The race was slow in starting, so this required another beer run. All in all, that was not a bad idea. Leaving me on the curb with a small plastic bag full of empty cans might have been just too much. When Kevin returned, he wondered why this Thai man had decided to take up a spot on my right shoulder when the area around us was still almost empty. I wondered also and drank my beer.
Then, the people across the street started to get excited, one of them had a phone that informed him that the race had begun. Kevin and I moved to our left about two steps to get a good clear view of the soon to be torch sprinter. The Thai gentleman stepped with us. Strange. The racer was moving closer, flashing police cars were coming ahead of the parade. The sponsor’s floats were soon in front of us. I moved back this time to get a photo of the float. Strange, the man moved back with me two steps. No matter where I tried to get a clear and clean picture, I had this man’s arm or head in my camera shot.
So instead of trying to “Not get him”. I focused my camera more on the view of him, forgetting the floats in front of me. As I slowly click away on my digital camera, I finally focused on his cell phone and the small red words on it. I zoomed in and slowly the words came into focus . . . p.o.l.i.c.e. Yes, finally for the first time in my life (to my knowledge) I was pegged as a “concern”. I had my own police guard.

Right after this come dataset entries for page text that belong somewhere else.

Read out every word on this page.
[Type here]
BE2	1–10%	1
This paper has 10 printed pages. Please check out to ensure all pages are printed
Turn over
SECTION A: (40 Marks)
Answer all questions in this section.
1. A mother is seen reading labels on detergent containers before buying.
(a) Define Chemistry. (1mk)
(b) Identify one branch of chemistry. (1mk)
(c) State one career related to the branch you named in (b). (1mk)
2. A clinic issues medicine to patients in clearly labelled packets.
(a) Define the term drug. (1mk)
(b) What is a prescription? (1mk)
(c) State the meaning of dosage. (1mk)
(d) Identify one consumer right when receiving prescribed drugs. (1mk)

Kevin was still unsure why this man was keen always to be between my camera and the race causing me not to see the race. Kevin was starting to get annoyed. It must have looked to him like this nice Thai man was almost engaging in a silent dance with me, two step left, one step back, one step left, two steps right. But it was not the time to ask any questions; the racer was almost directly in front of us.
The crowd went wild. I got my camera up and ready to shoot. But a flag was in the way, a security runner was in the way, the Thai man on the street was in the way. But I saw the man dressed in white running clothes with the torch. He was just a few steps away, jogging, I would say not running. I tried one last time to get a photo to share with you all but once again; I got a nice shot of this Thai gentleman in the crowd. Yes, another photo of my own Undercover Thai Cop.
Highlighting the plight of refugees in 2016
This year one of the runners will be a Syrian refugee, who will carry the torch through the Eleonas refugee camp in central Athens — part of a conscious effort by the International Olympics Committee to highlight the plight of refugees around the world. For the first time in history, a team of five-12 refugee athletes from multiple countries will be competing in this year’s Games. They will march behind the Olympic flag at the opening ceremony in Rio.